BERLIN, Germany (AFP) – Arson attacks on refugee shelters, assaults, swastikas sprayed on walls — as Germany has taken in record numbers of asylum seekers, it has been rocked by a xenophobic backlash which authorities have appeared unable to stop.
With one million arrivals expected in the EU’s most populous nation this year, about half of them from Syria, Chancellor Angela Merkel has rallied Germans to welcome the newcomers and vowed to crack down on hate-mongers.
While vast numbers of Germans have volunteered to help refugees, there has also been a rise in anti-foreigner sentiment that has buoyed the populist and anti-immigration Alternative for Germany (AfD) party.
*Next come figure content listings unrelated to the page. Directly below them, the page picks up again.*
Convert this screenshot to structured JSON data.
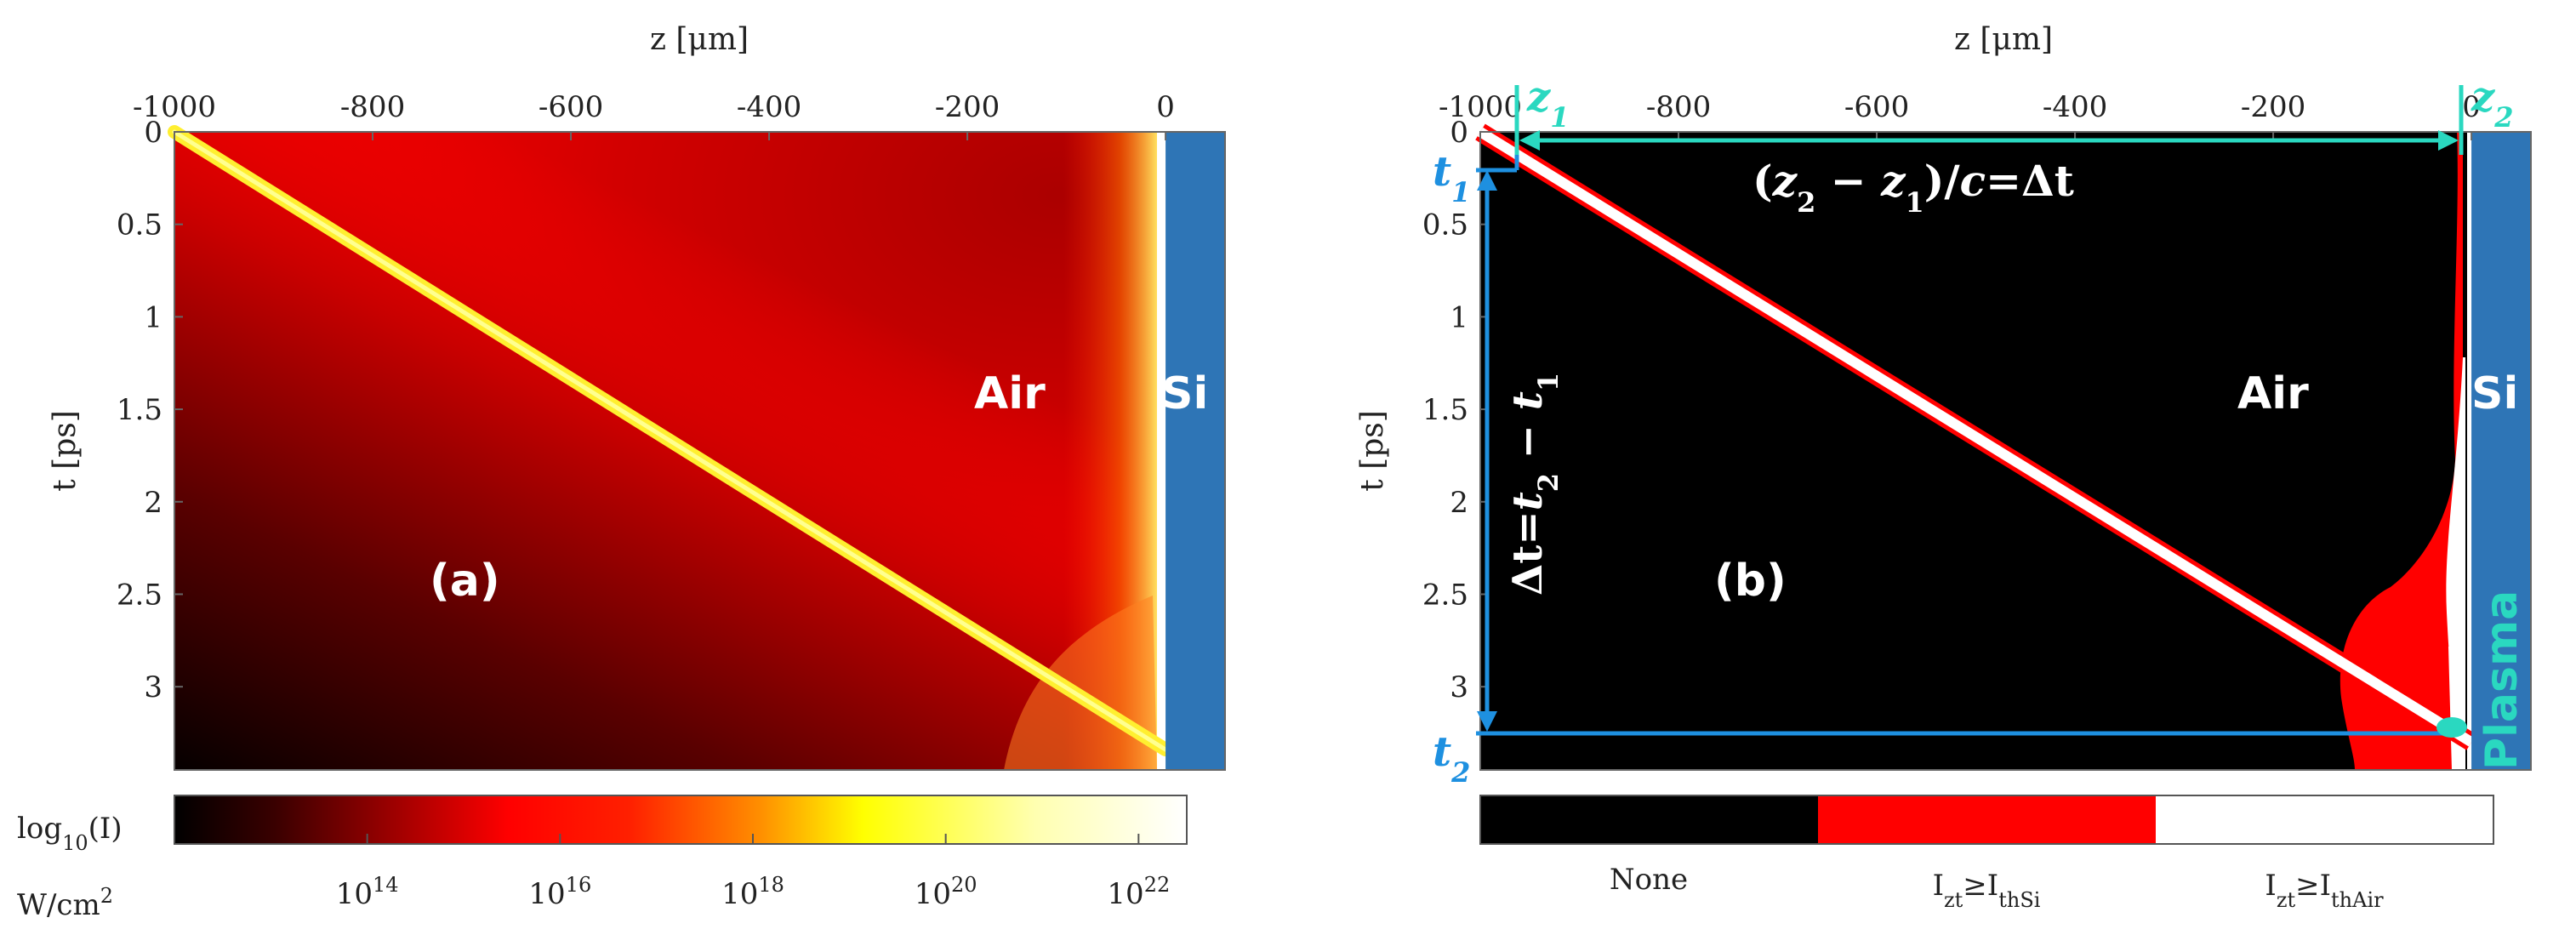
{
  "chart_data": [
    {
      "type": "heatmap",
      "panel_label": "(a)",
      "xlabel": "z [μm]",
      "ylabel": "t [ps]",
      "xlim": [
        -1000,
        60
      ],
      "ylim": [
        0,
        3.45
      ],
      "x_ticks": [
        "-1000",
        "-800",
        "-600",
        "-400",
        "-200",
        "0"
      ],
      "x_tick_values": [
        -1000,
        -800,
        -600,
        -400,
        -200,
        0
      ],
      "y_ticks": [
        "0",
        "0.5",
        "1",
        "1.5",
        "2",
        "2.5",
        "3"
      ],
      "y_tick_values": [
        0,
        0.5,
        1,
        1.5,
        2,
        2.5,
        3
      ],
      "regions": {
        "air": "Air",
        "si": "Si"
      },
      "pulse_line": {
        "z": [
          -1000,
          0
        ],
        "t": [
          0,
          3.34
        ]
      },
      "colorbar": {
        "label_line1": "log",
        "label_sub": "10",
        "label_line1_end": "(I)",
        "units": "W/cm",
        "units_sup": "2",
        "ticks": [
          {
            "base": "10",
            "exp": "14",
            "value": 14
          },
          {
            "base": "10",
            "exp": "16",
            "value": 16
          },
          {
            "base": "10",
            "exp": "18",
            "value": 18
          },
          {
            "base": "10",
            "exp": "20",
            "value": 20
          },
          {
            "base": "10",
            "exp": "22",
            "value": 22
          }
        ],
        "range": [
          12,
          22.5
        ],
        "colormap": "hot"
      }
    },
    {
      "type": "heatmap",
      "panel_label": "(b)",
      "xlabel": "z [μm]",
      "ylabel": "t [ps]",
      "xlim": [
        -1000,
        60
      ],
      "ylim": [
        0,
        3.45
      ],
      "x_ticks": [
        "-1000",
        "-800",
        "-600",
        "-400",
        "-200",
        "0"
      ],
      "x_tick_values": [
        -1000,
        -800,
        -600,
        -400,
        -200,
        0
      ],
      "y_ticks": [
        "0",
        "0.5",
        "1",
        "1.5",
        "2",
        "2.5",
        "3"
      ],
      "y_tick_values": [
        0,
        0.5,
        1,
        1.5,
        2,
        2.5,
        3
      ],
      "regions": {
        "air": "Air",
        "si": "Si",
        "plasma": "Plasma"
      },
      "pulse_line": {
        "z": [
          -1000,
          0
        ],
        "t": [
          0,
          3.3
        ]
      },
      "annotations": {
        "z1": {
          "sym": "z",
          "sub": "1",
          "z": -960
        },
        "z2": {
          "sym": "z",
          "sub": "2",
          "z": 0
        },
        "t1": {
          "sym": "t",
          "sub": "1",
          "t": 0.2
        },
        "t2": {
          "sym": "t",
          "sub": "2",
          "t": 3.2
        },
        "horizontal_eq": {
          "open": "(",
          "za": "z",
          "za_sub": "2",
          "minus": " − ",
          "zb": "z",
          "zb_sub": "1",
          "close": ")/",
          "c": "c",
          "eq": "=Δt"
        },
        "vertical_eq": {
          "lead": "Δt=",
          "ta": "t",
          "ta_sub": "2",
          "minus": " − ",
          "tb": "t",
          "tb_sub": "1"
        }
      },
      "colorbar": {
        "categories": [
          {
            "label": "None",
            "color": "#000000"
          },
          {
            "label_main": "I",
            "label_sub": "zt",
            "label_rel": "≥I",
            "label_sub2": "thSi",
            "color": "#ff0000"
          },
          {
            "label_main": "I",
            "label_sub": "zt",
            "label_rel": "≥I",
            "label_sub2": "thAir",
            "color": "#ffffff"
          }
        ]
      }
    }
  ],
  "colors": {
    "silicon": "#2e75b6",
    "annotation_cyan": "#2ad8c0",
    "annotation_blue": "#1e90e0",
    "red": "#ff0000"
  }
}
Interior Minister Thomas de Maiziere once again warned last week that the rise in hate crimes, ranging from property destruction to attempted murder, was “shocking and unacceptable.”
In September, Merkel — who herself had endured xenophobic protesters’ ugly verbal slurs during a visit to a migrant shelter — vowed that attacks targeting asylum seekers would be punished “with the full force of the law.”
Yet, according to a survey by news weekly Die Zeit, of the 222 most serious attacks on shelters reported this year, only four cases have resulted in convictions so far.
“If the state really wants to ‘act with the full force of the law,’ it should do considerably more,” the newspaper asserted.
Die Zeit pointed to insufficient resources dedicated to investigations but also a frequent lack of solid evidence, as many shelters are located in thinly populated areas.
No deaths yet
“The fact that there have been no deaths yet is plain luck,” said Timo Reinfrank of the Amadeu Antonio Foundation, which works to counter neo-Nazism, right-wing extremism and anti-Semitism.
Racist attacks in Germany have multiplied especially since the summer, which saw a massive surge of hundreds of thousands of asylum seekers arrive via the Balkans and Austria in just a few weeks.
From June to September, Germany recorded an average of three xenophobic acts a day against asylum seekers’ facilities, according to government figures provided to lawmakers.
“This violence is not only committed by neo-Nazis,” said Reinfrank. “It is perpetrated increasingly by supposedly ‘concerned citizens’ who give vent to their racism.”
At Crimmitschau in the former communist East Germany, three people were detained last week for throwing Molotov cocktails in November at the walls of a shelter where 45 people were sleeping, including 20 children.
In Eggesin, another town in the east, two Afghans were assaulted in the past week.
These crimes are but the latest in a long list collated by two organizations helping refugees, Pro Asyl and the Amadeu Antonio Foundation.
Every day, they say, somewhere in Germany a hate crime has been committed, ranging from insults hurled at migrants, to swastikas daubed on a shelter, to street protesters trying to block a bus carrying refugees.
Fears after Paris attacks
Fanning the flames, and raging against Muslims, has been the far-right street movement PEGIDA — short for “Patriotic Europeans Against the Islamization of the Occident” — which has drawn thousands to weekly rallies in the eastern city of Dresden.
In parliamentary politics, senior members of the AfD have openly voiced sympathy for PEGIDA’s goals and seen support rise above 10 percent in many polls.
Authorities and non-government groups fear that things may get worse in the wake of the November 13 attacks in Paris, despite their pleas not to confuse Syrian refugees and jihadists.
The extreme right “feels very comforted,” said the head of German domestic intelligence, Hans-Georg Maassen, in the Tagesspiegel daily.
He said “it blames the policies and the chancellor and even the media” and argues that “the open borders policy is the cause of what is happening.”
With several regional elections on the calendar in 2016, including two in eastern states, some fear a right-wing populist breakthrough at the ballot box, a year before national parliamentary elections.